Dans la lutte pour sa survie, elle s’est inspirée du président sud africain Nelson Mandela en Prison, de Napoléon Hill (auteur américain de développement personnel), de Thomas Sankara (ancien président du Burkina Faso), Oprah Winfrey (animatrice, productrice de télévision et de cinéma, actrice, critique littéraire, essayiste et directrice de la publication de magazines américaine), Simone Veil (ancienne présidente du parlement européen) et bien d’autres illustres auteurs dont le parcours transforme des vies. Forte de ce relèvement, elle a pris l’engagement d’accompagner tout ceux qui traversent une situation très difficile et de les accompagner d’où sa casquette de coach de vie.

Partageant le combat de Salamata Moreau, Abdoul Moumouni Soré , DG de BESMAC Trankil SARL l’a soutenue dans l’organisation de la conférence.

Lire aussi Psychologie : la coach Norah Kafando met à nu, les blessures invisibles qui empêchent l’épanouissement

Samiratou Ouédraogo, agent au ministère en charge de l’eau dit avoir apprécié le degré de résilience de Salamata Moreau. Selon ses dires, la coach montre comment face aux différentes épreuves de la vie, il faut tenir bon, comment persévérer, comment défendre ses droits et ne jamais abandonner ses rêves.

« Ce que j’ai retenu, elle ne s’est pas laissée handicaper par le fait de n’être pas allée loin à l’école, de n’avoir pas eu de diplôme. Elle s’est relevée, s’est battue et elle est là où elle doit être, aujourd’hui. C’est un exemple à suivre », déclare-t-elle.

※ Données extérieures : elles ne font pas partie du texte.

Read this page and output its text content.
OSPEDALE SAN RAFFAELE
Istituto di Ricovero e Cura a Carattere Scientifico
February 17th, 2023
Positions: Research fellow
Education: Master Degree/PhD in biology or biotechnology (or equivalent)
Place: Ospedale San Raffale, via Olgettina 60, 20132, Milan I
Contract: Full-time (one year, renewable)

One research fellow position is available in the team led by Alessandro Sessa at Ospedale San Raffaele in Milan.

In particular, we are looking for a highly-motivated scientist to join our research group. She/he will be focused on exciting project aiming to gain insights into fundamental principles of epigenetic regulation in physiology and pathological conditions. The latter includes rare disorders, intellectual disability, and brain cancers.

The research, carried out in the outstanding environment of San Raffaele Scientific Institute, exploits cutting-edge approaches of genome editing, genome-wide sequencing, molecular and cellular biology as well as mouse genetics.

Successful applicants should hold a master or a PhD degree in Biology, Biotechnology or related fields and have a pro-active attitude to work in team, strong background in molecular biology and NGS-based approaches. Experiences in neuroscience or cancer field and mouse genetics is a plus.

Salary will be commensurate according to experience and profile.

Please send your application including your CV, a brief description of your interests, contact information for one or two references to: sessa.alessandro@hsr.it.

Samiratou Ouédraogo en T.shirt marron, Tégawindé Arnaud Nikièma en chemise carrelée; Abdoul Moumini Soré à l’extrême droite.

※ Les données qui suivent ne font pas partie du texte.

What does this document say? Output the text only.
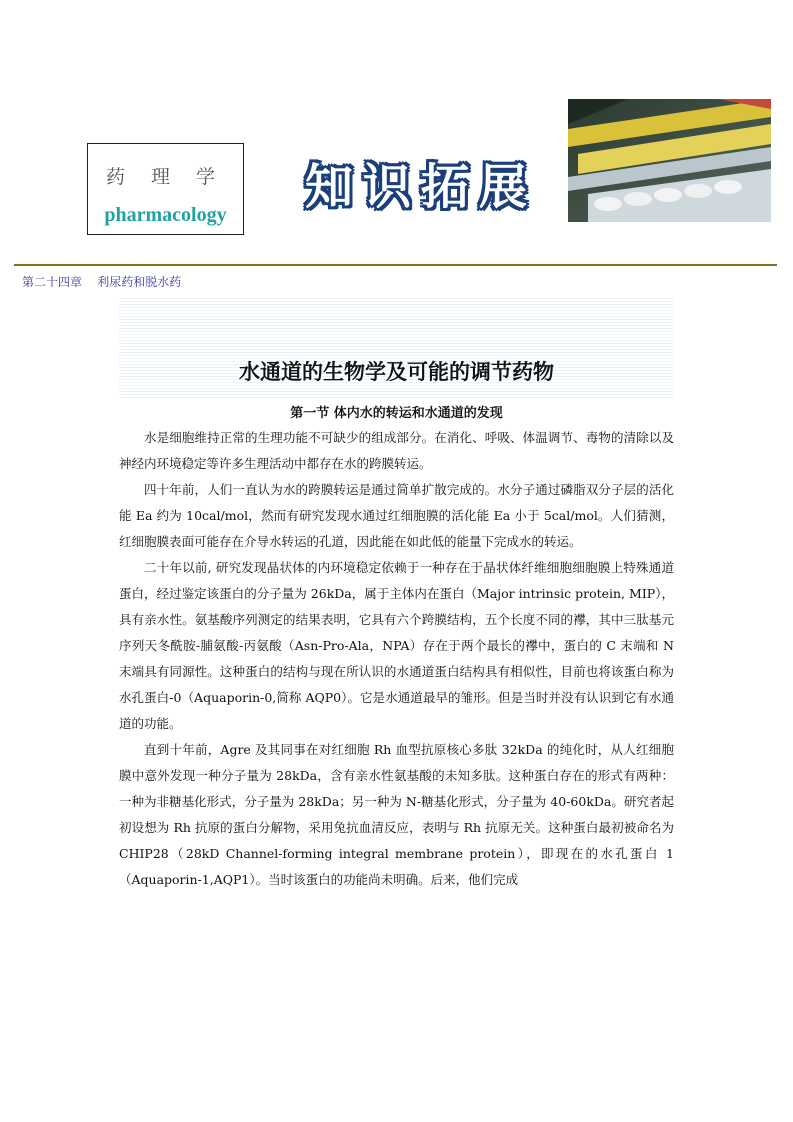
药 理 学
pharmacology	知识拓展
第二十四章    利尿药和脱水药
水通道的生物学及可能的调节药物
第一节 体内水的转运和水通道的发现

水是细胞维持正常的生理功能不可缺少的组成部分。在消化、呼吸、体温调节、毒物的清除以及神经内环境稳定等许多生理活动中都存在水的跨膜转运。

四十年前，人们一直认为水的跨膜转运是通过简单扩散完成的。水分子通过磷脂双分子层的活化能 Ea 约为 10cal/mol，然而有研究发现水通过红细胞膜的活化能 Ea 小于 5cal/mol。人们猜测，红细胞膜表面可能存在介导水转运的孔道，因此能在如此低的能量下完成水的转运。

二十年以前, 研究发现晶状体的内环境稳定依赖于一种存在于晶状体纤维细胞细胞膜上特殊通道蛋白，经过鉴定该蛋白的分子量为 26kDa，属于主体内在蛋白（Major intrinsic protein, MIP），具有亲水性。氨基酸序列测定的结果表明，它具有六个跨膜结构，五个长度不同的襻，其中三肽基元序列天冬酰胺-脯氨酸-丙氨酸（Asn-Pro-Ala，NPA）存在于两个最长的襻中，蛋白的 C 末端和 N 末端具有同源性。这种蛋白的结构与现在所认识的水通道蛋白结构具有相似性，目前也将该蛋白称为水孔蛋白-0（Aquaporin-0,简称 AQP0）。它是水通道最早的雏形。但是当时并没有认识到它有水通道的功能。

直到十年前，Agre 及其同事在对红细胞 Rh 血型抗原核心多肽 32kDa 的纯化时，从人红细胞膜中意外发现一种分子量为 28kDa，含有亲水性氨基酸的未知多肽。这种蛋白存在的形式有两种： 一种为非糖基化形式，分子量为 28kDa；另一种为 N-糖基化形式，分子量为 40-60kDa。研究者起初设想为 Rh 抗原的蛋白分解物，采用兔抗血清反应，表明与 Rh 抗原无关。这种蛋白最初被命名为 CHIP28（28kD Channel-forming integral membrane protein），即现在的水孔蛋白 1（Aquaporin-1,AQP1）。当时该蛋白的功能尚未明确。后来，他们完成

A partir de ces échanges, Samiratou Ouédraogo a décidé de changer certaines de ses habitudes, le plus important étant de toujours aller de l’avant.

« Même si les situations ou les circonstances montrent que c’est difficile, aie confiance en ce qui t’a fait commencer et dis-toi que tu vas y arriver !», encourage-t-elle.

Tégawendé Arnaud Nikièma a participé à la conférence et exprime sa satisfaction d’avoir retenu deux leçons principales qui vont désormais, guider sa vie.

La première chose est qu’il faut lire pour apprendre. La deuxième chose, c’est la foi dans tout ce qu’on fait. Ainsi, on peut arriver à surmonter nos difficultés et aller de l’avant.

« Dans mes habitudes, je vais essayer d’intégrer la lecture parce qu’avant, j’étais plus habitué à regarder des résumés. Mme Moreau a un parcours de combattant. On voit qu’elle s’est battue pour tout ce, en quoi, elle croyait », lance-t-il.